The funnel of the conversion to install had too many steps, few users knew how to go through all of them, and there were little to no acquisition channels. It won't be possible to return to these times, thankfully, even if two well-established marketplaces, the App Store and Google Play, cease to exist at once. Though I don't think we'd soon have nice alternatives to them either. Google allows 3rd party marketplaces to be installed on Android devices but it doesn't seem that any of them come close to Google Play in features and user experience, to be honest.
Even Epic Games Store, if we take a look at PC gaming marketplaces, is pretty scarce in terms of features: despite having an opportunity to copy and hone Steam best practices, the UX isn't great. For example, they still don't have a shopping cart — though it's pretty vital for user experience, especially during sales. This feature has been sitting on their roadmap
for at least a year. I think smaller companies have even less chances to quickly develop something decent without causing users' complaints.
Also, it's great that developers now have access to numerous features incorporated in just two marketplaces with a huge number of paying users. We can have a look at the Chinese mobile market where thousands of stores exist, users are scattered across them, and a developer has to accommodate to several sets of rules while rarely getting even a pinch of features that the App Store and Google Play have. Of course, the App Store is available there yet (while Google Play is blocked). However, if the App Store caves into Trump's demands and bans WeChat, the interest in Apple devices will decline — this app is vital for Chinese users, playing the same part as the web does in other countries.
Ok, I'm trailing off here. The trade war between the US and China is sometimes cited as an underlying reason for this conflict but I'm not sure I want to dive into this issue at all. I only know that Tencent owns 40% of Epic Games — but
Tim Sweeney, their CEO, is still the decision maker.
So, there shouldn't be doubts that Apple changed
the way apps and games are distributed to the better. Hell, the biggest irony of all this situation with lawsuits is that they lowered industry standard to 30% — and I recall 80% commissions before this standard was established in 2011 — while providing a bunch of tools that make developer lives easier.
Also, the commission isn't always equal to 30%. The App Store and Google Play commission structure is more favourable for app developers that use in-app subscriptions as their monetisation model, cutting the commission from 30% to 15% for each user after the first year of their subscription. However, for other monetisation models and games the commission rate stays at 30%.
And if your app qualifies as a reader or a business app, you can add an alternative payment method. Definitions of these two categories are rather vague, and Hey! by Basecamp tried to use this loophole
but couldn't get through the review process in the App Store. Dropbox somehow qualifies as a reader though.
Digital Context Next also raised their concerns
about the flexibility of Apple's policies regarding the subscription fee.
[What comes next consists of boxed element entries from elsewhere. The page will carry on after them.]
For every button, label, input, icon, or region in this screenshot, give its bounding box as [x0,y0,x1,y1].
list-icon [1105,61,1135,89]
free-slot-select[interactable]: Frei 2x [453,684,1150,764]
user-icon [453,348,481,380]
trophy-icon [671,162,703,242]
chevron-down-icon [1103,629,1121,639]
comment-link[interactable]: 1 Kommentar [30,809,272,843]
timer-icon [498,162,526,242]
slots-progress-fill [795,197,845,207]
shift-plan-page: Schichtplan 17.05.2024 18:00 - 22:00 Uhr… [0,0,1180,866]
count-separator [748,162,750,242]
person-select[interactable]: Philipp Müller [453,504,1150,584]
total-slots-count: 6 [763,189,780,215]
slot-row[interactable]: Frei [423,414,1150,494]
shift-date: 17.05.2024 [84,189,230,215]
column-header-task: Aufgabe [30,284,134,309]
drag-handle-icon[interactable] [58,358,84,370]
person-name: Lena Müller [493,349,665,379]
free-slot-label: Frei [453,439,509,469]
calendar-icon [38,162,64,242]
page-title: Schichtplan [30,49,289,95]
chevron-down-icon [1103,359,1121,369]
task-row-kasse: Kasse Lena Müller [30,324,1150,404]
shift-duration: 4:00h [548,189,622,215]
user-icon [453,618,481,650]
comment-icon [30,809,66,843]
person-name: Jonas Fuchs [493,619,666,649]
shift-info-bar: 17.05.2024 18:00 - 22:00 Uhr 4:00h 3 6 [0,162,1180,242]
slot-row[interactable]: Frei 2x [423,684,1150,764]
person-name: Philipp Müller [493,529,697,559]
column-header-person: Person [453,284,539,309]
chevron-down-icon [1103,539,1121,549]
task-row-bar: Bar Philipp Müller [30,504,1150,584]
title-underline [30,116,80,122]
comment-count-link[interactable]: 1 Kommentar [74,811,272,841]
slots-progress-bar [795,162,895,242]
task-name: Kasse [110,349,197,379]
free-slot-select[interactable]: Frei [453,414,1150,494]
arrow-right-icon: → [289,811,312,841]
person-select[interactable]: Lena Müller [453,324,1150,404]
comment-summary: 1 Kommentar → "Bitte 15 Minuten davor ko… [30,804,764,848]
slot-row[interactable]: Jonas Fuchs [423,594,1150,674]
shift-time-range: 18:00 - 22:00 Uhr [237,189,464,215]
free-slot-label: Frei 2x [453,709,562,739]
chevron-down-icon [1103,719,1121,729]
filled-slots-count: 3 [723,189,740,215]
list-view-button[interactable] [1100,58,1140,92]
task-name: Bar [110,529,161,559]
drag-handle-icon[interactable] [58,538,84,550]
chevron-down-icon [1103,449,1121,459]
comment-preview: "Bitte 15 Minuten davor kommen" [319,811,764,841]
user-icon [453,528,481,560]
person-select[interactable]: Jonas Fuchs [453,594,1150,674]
During latest antitrust trials of Apple, Google, Facebook, and Amazon, it was revealed that Amazon Video Prime's fee was reduced to 15% for new subscribers and was waived for previous ones. The app was also allowed to implement other payment methods.
Oh, by the way. I'm not talking a lot about Google Play because it mostly follows the App Store trail. Also, Google allows installing other marketplaces on Android devices so it softens the power dynamics between an OS company and developers.
The ultimate goal of Epic Games is linked to this fact more than to service fees. They don't hide their intention to create a stand-alone gaming store as they did for Android, PC and Mac — it's mentioned in the lawsuit against Apple. Epic Games don't seem to think that the company that created an ecosystem is entitled to be the only beneficiary party.
Their strategy to attack the commission rates of a competitor instead of their place in product distribution has already worked once. In result, Epic Games attracted more users because Epic Games Store was lavishly mentioned in headlines, tweets, and subreddits. It was likely just a side effect that Steam lowered their commission
for games that earned more than 10 million dollars.
I don't think this conflict will seriously affect the dominating role of the App Store and Google Play on the mobile market — as we can see, Steam haven't lost its leading position. However, it might tank some companies and nurture new possibilities for developing awesome products.